先日書きたいと言っていた読書ノートを、漸く書き始めた。その時読んでいたのは短編集だったので、1作品ごとに少しずつ書いている。全体の印象をザクッと書き留めるだけではなく、作品のテーマや、面白さの元になっている要素は何かといったことを自分なりに考えながら書くというのが、今回意識していることだ。お陰で、物語の仕組みについて、今まで気付かなかったことが見えてきたような気がする。

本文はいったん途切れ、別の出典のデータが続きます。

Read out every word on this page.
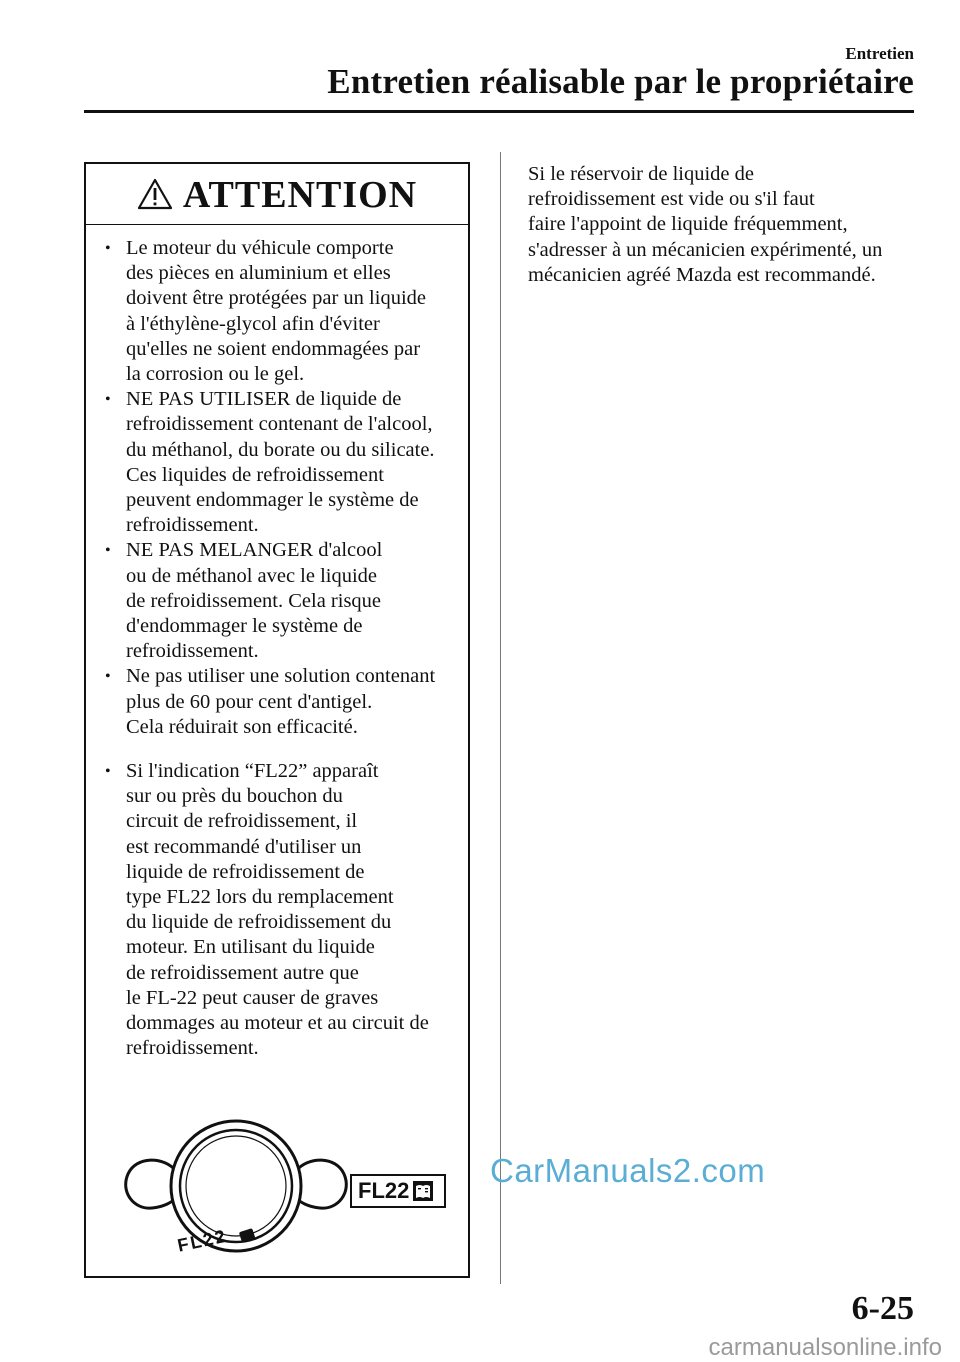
Entretien
Entretien réalisable par le propriétaire
ATTENTION
• Le moteur du véhicule comporte
des pièces en aluminium et elles
doivent être protégées par un liquide
à l'éthylène-glycol afin d'éviter
qu'elles ne soient endommagées par
la corrosion ou le gel.
• NE PAS UTILISER de liquide de
refroidissement contenant de l'alcool,
du méthanol, du borate ou du silicate.
Ces liquides de refroidissement
peuvent endommager le système de
refroidissement.
• NE PAS MELANGER d'alcool
ou de méthanol avec le liquide
de refroidissement. Cela risque
d'endommager le système de
refroidissement.
• Ne pas utiliser une solution contenant
plus de 60 pour cent d'antigel.
Cela réduirait son efficacité.
• Si l'indication “FL22” apparaît
sur ou près du bouchon du
circuit de refroidissement, il
est recommandé d'utiliser un
liquide de refroidissement de
type FL22 lors du remplacement
du liquide de refroidissement du
moteur. En utilisant du liquide
de refroidissement autre que
le FL-22 peut causer de graves
dommages au moteur et au circuit de
refroidissement.
FL22
FL22
Si le réservoir de liquide de
refroidissement est vide ou s'il faut
faire l'appoint de liquide fréquemment,
s'adresser à un mécanicien expérimenté, un
mécanicien agréé Mazda est recommandé.
CarManuals2.com
6-25
carmanualsonline.info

 例えば、物語の本筋とは大きく異なる要素をディテールに加えることによって、作品が面白くなるのではないか、というようなことが見えてくる。現実離れしたハチャメチャな作品ならば、舞台設定や登場人物の人間臭さであるある感を出す。コメディを基調とする作品には、意図的に人間のキタナさや人間関係の哀しさを書く、といったように。また、喜びを生み出すと思われたものが争いの引き金になったり、一途な恋が破滅につながったりといった、期待を裏切る展開というのは、ベタかもしれないが、やはりかなりの説得力がある。物語に触れる時に、僕らが暗に求めているものが“納得感”なのだとしたら、この点は見逃せないだろう。

 いずれも大して深い考察とは言い難いが、これまで漫然と作品全般の感想を振り返るばかりだった僕にとっては大きな発見だった。とにかくやってみるものである。